It is with a sense of enormous gratitude and deep fulfilment that today I step down from Olof Palme’s Memorial Foundation for International Understanding and Common Security, where I have had the honour of being Chair for twenty-five of the foundation’s thirty-five year history.
I wish to extend my thanks to Olof Palme’s family; my colleagues on the board and our small but effective secretariat, whose inspirational engagement, devotion and creativity have contributed to making the Foundation well known and active amongst young people in Sweden and among individuals and movements struggling for peace around the world.
Each year, large sums have been distributed in the form of stipends which have in turn been converted into greater awareness and concrete solidarity, while the Palme Prize itself has come to be seen by many as the Nobel Prize for Solidarity. Some of the most recent recipients are testament to the breadth of the prize. Patricia Gualinga for her struggle for the rights of indigenous people in the Amazon. Author David Cornwell, better known as John le Carré. Daniel Ellsberg, who revealed the barbarism of the Vietnam was in the early 1970s and who now warns of a global nuclear holocaust.
Holocaust survivors Hédi Fried and Emerich Roth, for their lifelong work combatting Nazism and racism. Palestinian pastor Mitri Raheb and Israeli journalist Gideon Levy, who resist violence and occupation, and promote peaceful cohabitation and civil rights for all. The prizewinners and the thousands of recipients of stipends continue to carry Olof Palme’s political legacy forwards, even in a year as cruel as this one.
We recall the first UN conference on the environment, held in Stockholm fifty years ago. When the Swedish Prime Minister opened the conference on the 5th of June 1972, he condemned the Nixon regime’s deployment of toxic defoliants on the forests of Vietnam, calling it ’ecocide’.
Ten years later, Palme launched the notion of common security, in the report of the so-called Palme Commission. It contained a route out of the balance of nuclear terror then gripping the world with a conclusion accepted by the leaders of the military superpowers, Mikhail Gorbachev and Ronald Reagan: “There will be no winner in a nuclear war. International security must be based on cooperation for our common survival, instead of the threat of mutual destruction.”

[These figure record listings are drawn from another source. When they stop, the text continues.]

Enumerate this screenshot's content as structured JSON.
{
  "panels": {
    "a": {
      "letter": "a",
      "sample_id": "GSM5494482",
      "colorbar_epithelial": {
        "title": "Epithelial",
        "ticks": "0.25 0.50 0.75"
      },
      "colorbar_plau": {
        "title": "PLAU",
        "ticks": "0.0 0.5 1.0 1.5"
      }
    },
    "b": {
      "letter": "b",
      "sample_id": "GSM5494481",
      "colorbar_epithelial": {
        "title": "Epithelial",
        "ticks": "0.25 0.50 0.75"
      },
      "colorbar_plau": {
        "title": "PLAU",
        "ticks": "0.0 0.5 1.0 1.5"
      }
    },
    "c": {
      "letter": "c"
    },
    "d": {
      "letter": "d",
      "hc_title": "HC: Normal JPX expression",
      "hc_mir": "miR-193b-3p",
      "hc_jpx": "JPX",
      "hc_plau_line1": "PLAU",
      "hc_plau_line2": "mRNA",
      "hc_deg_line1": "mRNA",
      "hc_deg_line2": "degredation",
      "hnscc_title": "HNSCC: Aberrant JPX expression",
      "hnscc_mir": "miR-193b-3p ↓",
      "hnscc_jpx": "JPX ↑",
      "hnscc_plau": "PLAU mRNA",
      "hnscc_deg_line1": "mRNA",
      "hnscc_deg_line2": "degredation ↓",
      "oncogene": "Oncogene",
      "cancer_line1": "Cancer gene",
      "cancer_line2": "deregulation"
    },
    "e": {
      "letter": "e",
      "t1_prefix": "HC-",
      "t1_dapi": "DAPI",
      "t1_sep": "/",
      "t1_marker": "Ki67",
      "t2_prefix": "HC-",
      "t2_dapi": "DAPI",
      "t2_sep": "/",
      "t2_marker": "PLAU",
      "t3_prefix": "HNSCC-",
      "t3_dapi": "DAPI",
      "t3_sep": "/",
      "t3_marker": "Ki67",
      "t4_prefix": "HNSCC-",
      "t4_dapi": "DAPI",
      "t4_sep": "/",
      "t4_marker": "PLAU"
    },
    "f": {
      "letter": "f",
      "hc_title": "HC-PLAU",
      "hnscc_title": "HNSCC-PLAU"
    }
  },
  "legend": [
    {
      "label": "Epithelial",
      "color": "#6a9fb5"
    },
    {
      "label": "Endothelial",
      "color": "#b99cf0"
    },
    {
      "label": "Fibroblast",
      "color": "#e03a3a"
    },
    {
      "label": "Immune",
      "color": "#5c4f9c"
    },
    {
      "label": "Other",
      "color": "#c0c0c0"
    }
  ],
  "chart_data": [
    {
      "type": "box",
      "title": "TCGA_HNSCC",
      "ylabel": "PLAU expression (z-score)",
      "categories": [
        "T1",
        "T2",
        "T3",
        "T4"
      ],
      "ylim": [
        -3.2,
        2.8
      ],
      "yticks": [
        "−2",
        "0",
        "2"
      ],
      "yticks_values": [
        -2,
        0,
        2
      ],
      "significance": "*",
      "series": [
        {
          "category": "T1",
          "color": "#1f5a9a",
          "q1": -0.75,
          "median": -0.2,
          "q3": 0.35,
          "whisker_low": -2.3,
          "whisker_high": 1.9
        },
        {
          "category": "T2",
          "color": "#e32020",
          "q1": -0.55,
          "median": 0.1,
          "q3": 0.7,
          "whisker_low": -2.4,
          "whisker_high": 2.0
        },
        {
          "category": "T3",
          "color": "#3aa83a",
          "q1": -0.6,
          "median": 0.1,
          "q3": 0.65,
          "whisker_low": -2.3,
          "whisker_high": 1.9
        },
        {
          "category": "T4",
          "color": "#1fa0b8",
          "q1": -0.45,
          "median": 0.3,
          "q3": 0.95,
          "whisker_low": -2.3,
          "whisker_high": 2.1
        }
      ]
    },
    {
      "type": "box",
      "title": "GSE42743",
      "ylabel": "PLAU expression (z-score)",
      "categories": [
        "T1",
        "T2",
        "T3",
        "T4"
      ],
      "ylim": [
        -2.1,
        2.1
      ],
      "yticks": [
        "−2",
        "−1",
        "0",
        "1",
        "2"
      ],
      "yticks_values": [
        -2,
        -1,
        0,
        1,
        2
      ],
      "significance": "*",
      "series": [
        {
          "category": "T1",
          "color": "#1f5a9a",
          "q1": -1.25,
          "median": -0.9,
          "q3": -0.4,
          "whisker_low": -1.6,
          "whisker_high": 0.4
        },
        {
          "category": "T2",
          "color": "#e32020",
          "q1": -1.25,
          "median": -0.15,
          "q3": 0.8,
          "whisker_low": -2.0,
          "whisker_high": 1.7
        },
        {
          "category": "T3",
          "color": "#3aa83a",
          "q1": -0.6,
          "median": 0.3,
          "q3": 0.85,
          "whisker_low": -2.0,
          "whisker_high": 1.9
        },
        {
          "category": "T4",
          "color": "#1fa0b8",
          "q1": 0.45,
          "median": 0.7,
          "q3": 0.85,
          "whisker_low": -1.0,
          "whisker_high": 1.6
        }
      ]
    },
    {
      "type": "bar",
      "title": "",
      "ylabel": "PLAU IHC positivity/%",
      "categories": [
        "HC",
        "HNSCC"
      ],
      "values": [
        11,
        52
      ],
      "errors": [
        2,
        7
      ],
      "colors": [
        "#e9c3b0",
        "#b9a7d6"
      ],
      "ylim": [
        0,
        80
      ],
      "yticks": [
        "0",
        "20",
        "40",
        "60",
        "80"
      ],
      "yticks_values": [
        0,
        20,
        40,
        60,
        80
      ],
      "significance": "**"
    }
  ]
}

It brings me happiness to know that the Foundation, energised with new forces for good, will continue to advance Olof Palme’s unfinished struggle.
Olof Palme’s son Joakim remarks:
“Pierre has done outstanding work for the Memorial Foundation, for which we are eternally grateful. By combining his own strong commitment to my father’s ethos with his sense of duty and morality, Pierre has meant a great deal to the organisation across the board. Pierre’s efforts have been particularly meaningful for us as a family, since they have aligned so harmoniously with the person and the deeds of Olof Palme.”
The names of the Foundation’s new Chair and the Directors will be made public on Monday.